After moving to Boston in 1963 he was discovered by producer Erik Jacobson (later the producer for the Lovin' Spoonful), who arranged a meeting with Columbia Records. In 1964 he moved back to Greenwich Village to record for his contract with Columbia. The resulting recordings were considered a failure by Columbia, which chose not to release the material until 1969 as Tim Hardin IV.
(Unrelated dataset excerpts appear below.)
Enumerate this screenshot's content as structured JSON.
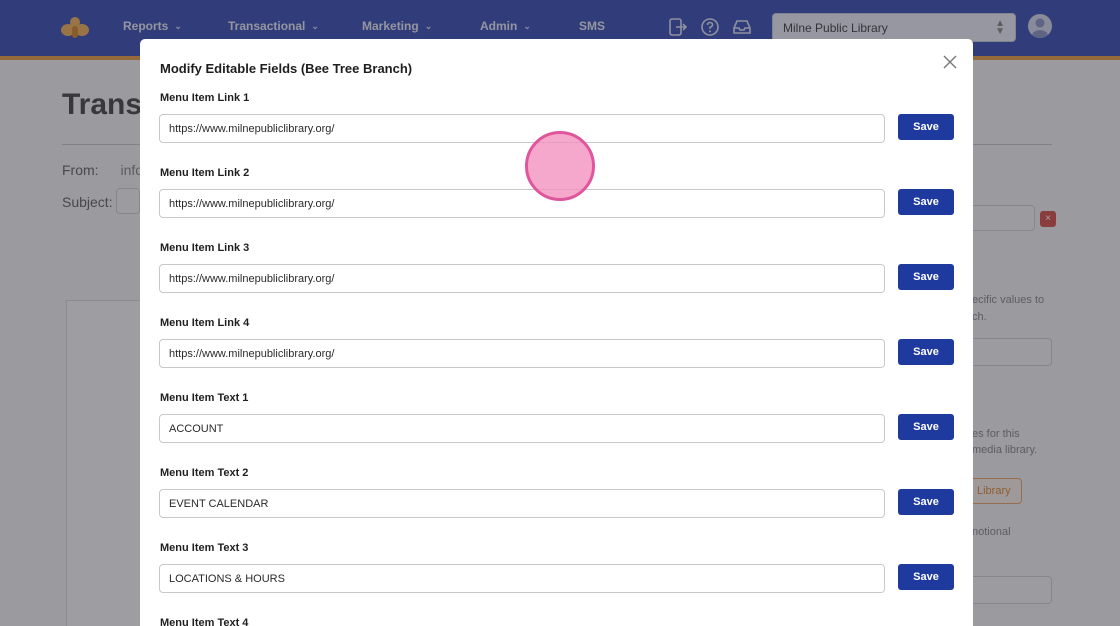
{
  "nav": {
    "items": [
      {
        "label": "Reports",
        "has_menu": true
      },
      {
        "label": "Transactional",
        "has_menu": true
      },
      {
        "label": "Marketing",
        "has_menu": true
      },
      {
        "label": "Admin",
        "has_menu": true
      },
      {
        "label": "SMS",
        "has_menu": false
      }
    ],
    "icons": [
      "sign-out-icon",
      "help-icon",
      "inbox-icon"
    ],
    "org_select": "Milne Public Library",
    "colors": {
      "bar": "#3f51b5",
      "accent": "#e8a04c"
    }
  },
  "background": {
    "title": "Transa",
    "from_label": "From:",
    "from_value": "info",
    "subject_label": "Subject:",
    "right_fragments": [
      ":",
      "ecific values to",
      "ch.",
      "es for this",
      "media library.",
      "notional"
    ],
    "library_button": "Library"
  },
  "modal": {
    "title": "Modify Editable Fields (Bee Tree Branch)",
    "save_label": "Save",
    "fields": [
      {
        "label": "Menu Item Link 1",
        "value": "https://www.milnepubliclibrary.org/"
      },
      {
        "label": "Menu Item Link 2",
        "value": "https://www.milnepubliclibrary.org/"
      },
      {
        "label": "Menu Item Link 3",
        "value": "https://www.milnepubliclibrary.org/"
      },
      {
        "label": "Menu Item Link 4",
        "value": "https://www.milnepubliclibrary.org/"
      },
      {
        "label": "Menu Item Text 1",
        "value": "ACCOUNT"
      },
      {
        "label": "Menu Item Text 2",
        "value": "EVENT CALENDAR"
      },
      {
        "label": "Menu Item Text 3",
        "value": "LOCATIONS & HOURS"
      },
      {
        "label": "Menu Item Text 4",
        "value": ""
      }
    ],
    "button_color": "#1f3a9e"
  }
}
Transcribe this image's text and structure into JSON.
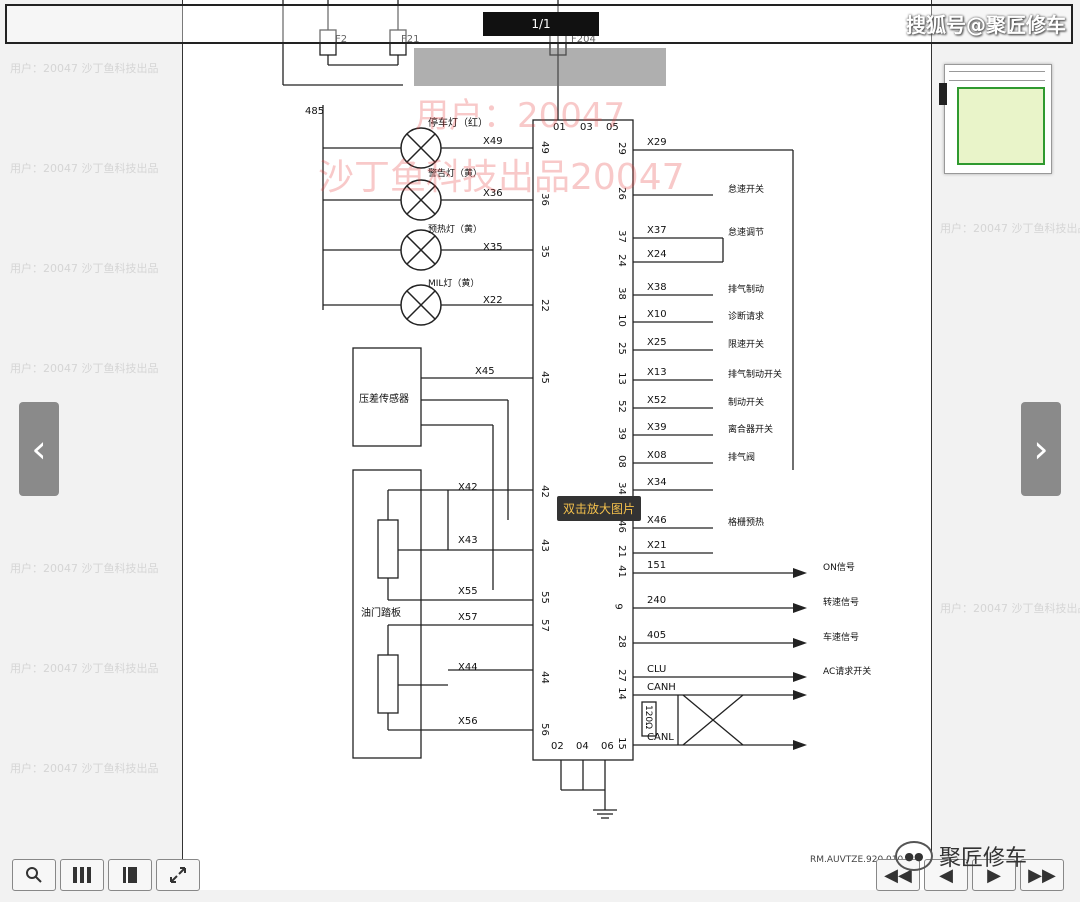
{
  "viewer": {
    "page_indicator": "1/1",
    "brand_top": "搜狐号@聚匠修车",
    "brand_bottom": "聚匠修车",
    "tooltip": "双击放大图片",
    "doc_ref": "RM.AUVTZE.920.010",
    "watermark_large": "用户：20047",
    "watermark_large2": "沙丁鱼科技出品20047",
    "watermark_small": "用户：20047 沙丁鱼科技出品",
    "nav_prev_icon": "chevron-left-icon",
    "nav_next_icon": "chevron-right-icon",
    "toolbar_icons": [
      "zoom-icon",
      "grid-icon",
      "book-icon",
      "fullscreen-icon"
    ],
    "pager_icons": [
      "first-page-icon",
      "prev-page-icon",
      "next-page-icon",
      "last-page-icon"
    ]
  },
  "diagram": {
    "fuses": [
      "F2",
      "F21",
      "F204"
    ],
    "wire_485": "485",
    "lamps": [
      {
        "label": "停车灯（红）",
        "pin": "X49",
        "ecu": "49"
      },
      {
        "label": "警告灯（黄）",
        "pin": "X36",
        "ecu": "36"
      },
      {
        "label": "预热灯（黄）",
        "pin": "X35",
        "ecu": "35"
      },
      {
        "label": "MIL灯（黄）",
        "pin": "X22",
        "ecu": "22"
      }
    ],
    "ecu_top_pins": [
      "01",
      "03",
      "05"
    ],
    "ecu_bottom_pins": [
      "02",
      "04",
      "06"
    ],
    "sensor_pressure": "压差传感器",
    "sensor_pin": "X45",
    "sensor_ecu_pin": "45",
    "pedal_label": "油门踏板",
    "pedal_pins": [
      {
        "pin": "X42",
        "ecu": "42"
      },
      {
        "pin": "X43",
        "ecu": "43"
      },
      {
        "pin": "X55",
        "ecu": "55"
      },
      {
        "pin": "X57",
        "ecu": "57"
      },
      {
        "pin": "X44",
        "ecu": "44"
      },
      {
        "pin": "X56",
        "ecu": "56"
      }
    ],
    "right_pins": [
      {
        "ecu": "29",
        "pin": "X29",
        "label": ""
      },
      {
        "ecu": "26",
        "pin": "",
        "label": "怠速开关"
      },
      {
        "ecu": "37",
        "pin": "X37",
        "label": "怠速调节"
      },
      {
        "ecu": "24",
        "pin": "X24",
        "label": ""
      },
      {
        "ecu": "38",
        "pin": "X38",
        "label": "排气制动"
      },
      {
        "ecu": "10",
        "pin": "X10",
        "label": "诊断请求"
      },
      {
        "ecu": "25",
        "pin": "X25",
        "label": "限速开关"
      },
      {
        "ecu": "13",
        "pin": "X13",
        "label": "排气制动开关"
      },
      {
        "ecu": "52",
        "pin": "X52",
        "label": "制动开关"
      },
      {
        "ecu": "39",
        "pin": "X39",
        "label": "离合器开关"
      },
      {
        "ecu": "08",
        "pin": "X08",
        "label": "排气阀"
      },
      {
        "ecu": "34",
        "pin": "X34",
        "label": ""
      },
      {
        "ecu": "46",
        "pin": "X46",
        "label": "格栅预热"
      },
      {
        "ecu": "21",
        "pin": "X21",
        "label": ""
      },
      {
        "ecu": "41",
        "pin": "151",
        "label": "ON信号"
      },
      {
        "ecu": "9",
        "pin": "240",
        "label": "转速信号"
      },
      {
        "ecu": "28",
        "pin": "405",
        "label": "车速信号"
      },
      {
        "ecu": "27",
        "pin": "CLU",
        "label": "AC请求开关"
      },
      {
        "ecu": "14",
        "pin": "CANH",
        "label": ""
      },
      {
        "ecu": "15",
        "pin": "CANL",
        "label": ""
      }
    ],
    "resistor": "120Ω"
  }
}
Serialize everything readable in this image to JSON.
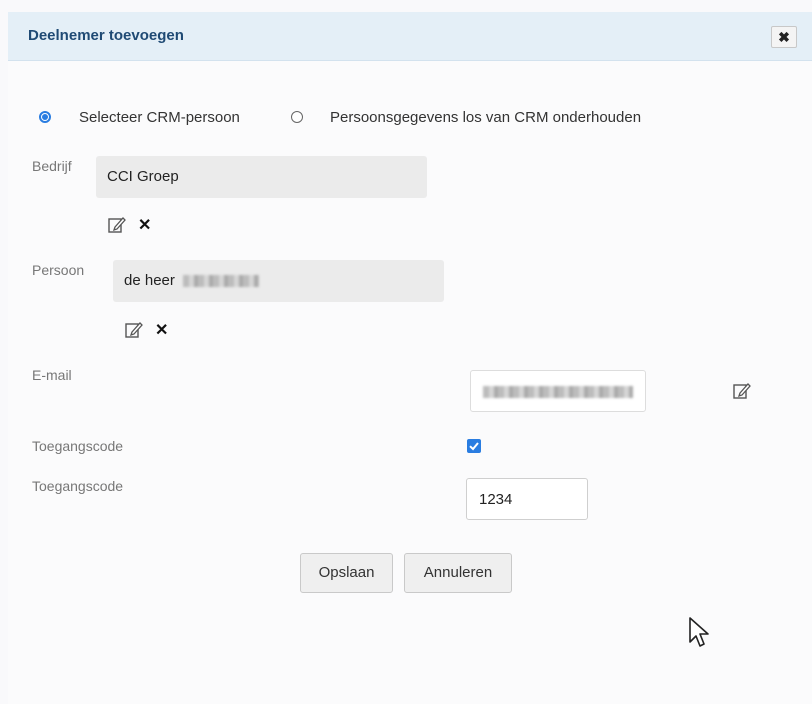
{
  "dialog": {
    "title": "Deelnemer toevoegen",
    "close_label": "✖"
  },
  "mode": {
    "option1": "Selecteer CRM-persoon",
    "option2": "Persoonsgegevens los van CRM onderhouden",
    "selected": "option1"
  },
  "company": {
    "label": "Bedrijf",
    "value": "CCI Groep"
  },
  "person": {
    "label": "Persoon",
    "value_prefix": "de heer"
  },
  "email": {
    "label": "E-mail"
  },
  "access_code_toggle": {
    "label": "Toegangscode",
    "checked": true
  },
  "access_code": {
    "label": "Toegangscode",
    "value": "1234"
  },
  "actions": {
    "save": "Opslaan",
    "cancel": "Annuleren"
  },
  "icons": {
    "edit": "pencil-square-icon",
    "remove": "close-icon",
    "cursor": "mouse-pointer-icon"
  },
  "colors": {
    "accent": "#2a7de1",
    "titlebar_bg": "#e4eff7",
    "title_text": "#1f4a74"
  }
}
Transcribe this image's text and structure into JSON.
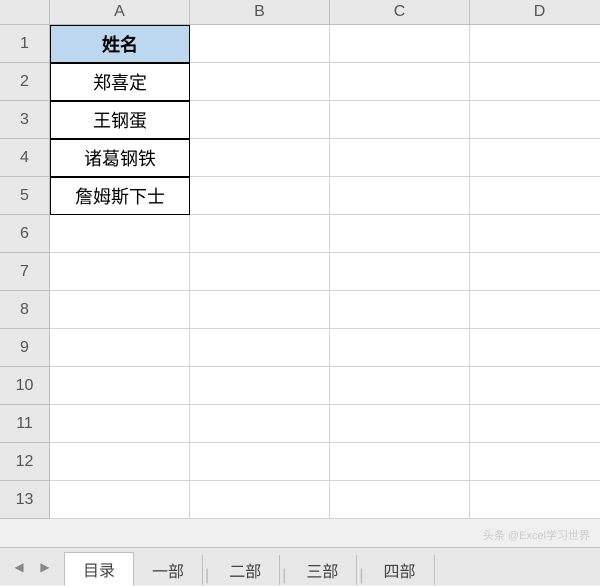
{
  "columns": [
    "A",
    "B",
    "C",
    "D"
  ],
  "rows": [
    "1",
    "2",
    "3",
    "4",
    "5",
    "6",
    "7",
    "8",
    "9",
    "10",
    "11",
    "12",
    "13"
  ],
  "cells": {
    "A1": "姓名",
    "A2": "郑喜定",
    "A3": "王钢蛋",
    "A4": "诸葛钢铁",
    "A5": "詹姆斯下士"
  },
  "tabs": {
    "active": "目录",
    "items": [
      "目录",
      "一部",
      "二部",
      "三部",
      "四部"
    ]
  },
  "watermark": "头条 @Excel学习世界"
}
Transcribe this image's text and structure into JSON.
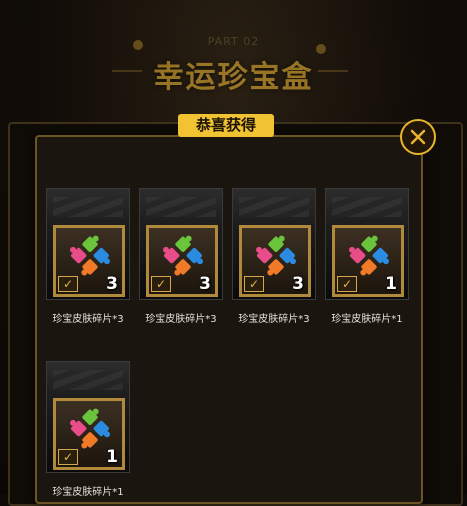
{
  "header": {
    "subtitle": "PART 02",
    "title": "幸运珍宝盒"
  },
  "modal": {
    "title": "恭喜获得",
    "close_icon": "close-icon"
  },
  "items": [
    {
      "name": "珍宝皮肤碎片*3",
      "count": "3"
    },
    {
      "name": "珍宝皮肤碎片*3",
      "count": "3"
    },
    {
      "name": "珍宝皮肤碎片*3",
      "count": "3"
    },
    {
      "name": "珍宝皮肤碎片*1",
      "count": "1"
    },
    {
      "name": "珍宝皮肤碎片*1",
      "count": "1"
    }
  ],
  "colors": {
    "accent": "#f1c232",
    "frame": "#b08a3a",
    "puzzle_green": "#6ac43c",
    "puzzle_pink": "#e84d8a",
    "puzzle_blue": "#2b8be0",
    "puzzle_orange": "#f07a28"
  }
}
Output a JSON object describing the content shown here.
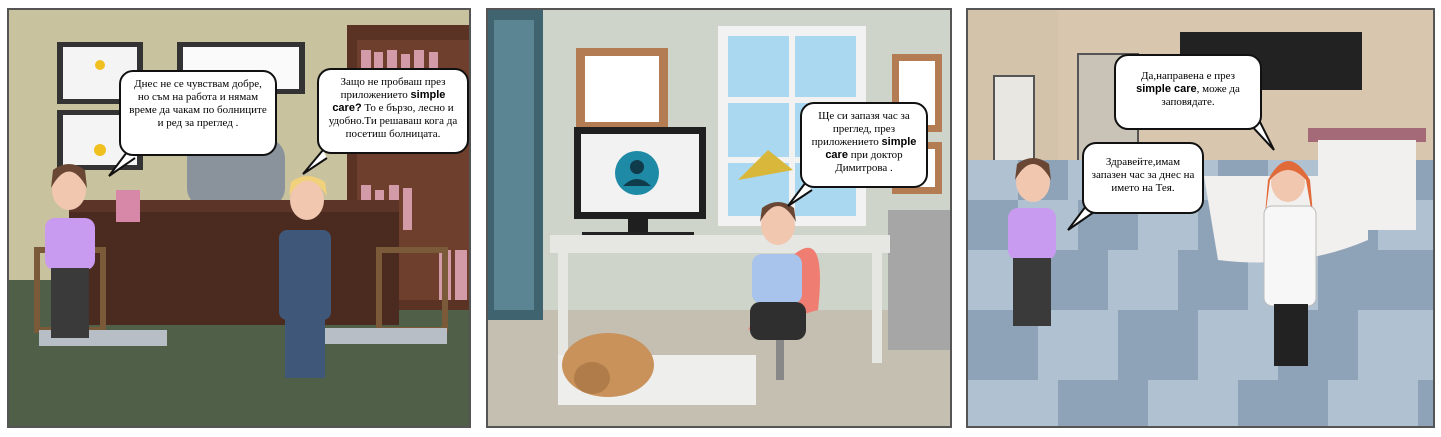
{
  "panels": [
    {
      "bubbles": [
        {
          "text_before": "Днес не се чувствам добре, но съм на работа и нямам време да чакам по болниците и ред за преглед .",
          "bold": "",
          "text_after": ""
        },
        {
          "text_before": "Защо не пробваш през приложението ",
          "bold": "simple care?",
          "text_after": " То е бързо, лесно и удобно.Ти решаваш кога да  посетиш болницата."
        }
      ]
    },
    {
      "bubbles": [
        {
          "text_before": "Ще си запазя час за преглед, през приложението ",
          "bold": "simple care",
          "text_after": " при доктор Димитрова ."
        }
      ]
    },
    {
      "bubbles": [
        {
          "text_before": "Да,направена е през ",
          "bold": "simple care",
          "text_after": ", може да заповядате."
        },
        {
          "text_before": "Здравейте,имам запазен час за днес на името на Тея.",
          "bold": "",
          "text_after": ""
        }
      ]
    }
  ]
}
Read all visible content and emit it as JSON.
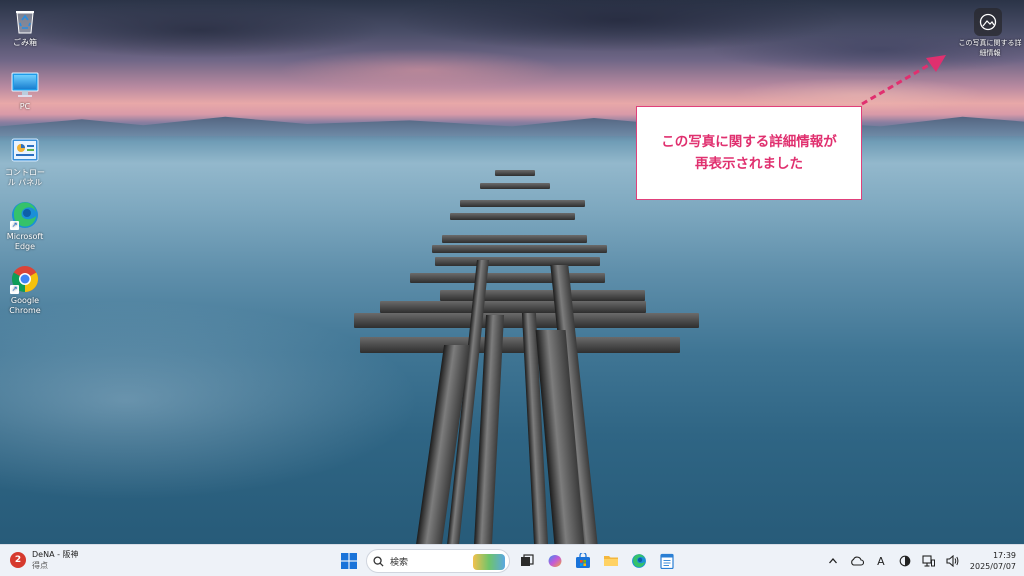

His first album, Tim Hardin 1, was released in 1966 on Verve Records. This album saw a transformation from his early traditional blues style to the folk that defined his recording career. This LP contained "Reason to Believe", a song that Rod Stewart would later bring to fame. Tim Hardin 2 was released in 1967 and contained one of his most famous songs, "If I Were a Carpenter", which Bobby Darin recorded for a U.S. top 10 hit in 1966. Hardin did not tour in support of this album and his heroin addiction and stage fright made his live performances erratic. Tim Hardin 3, released in 1968, was a collection of live recordings along with remakes of previous songs. He may best be remembered for his 1971 song, "Bird on a Wire."
During the following years Hardin moved between England and the U.S. His heroin addiction had taken control of his life by the time his last album, Tim Hardin 9, was released in 1973. He died on December 29, 1980 in Los Angeles, California of a heroin and morphine overdose.
Tim Hardin is buried in the Twin Oaks Cemetery in Turner, Oregon.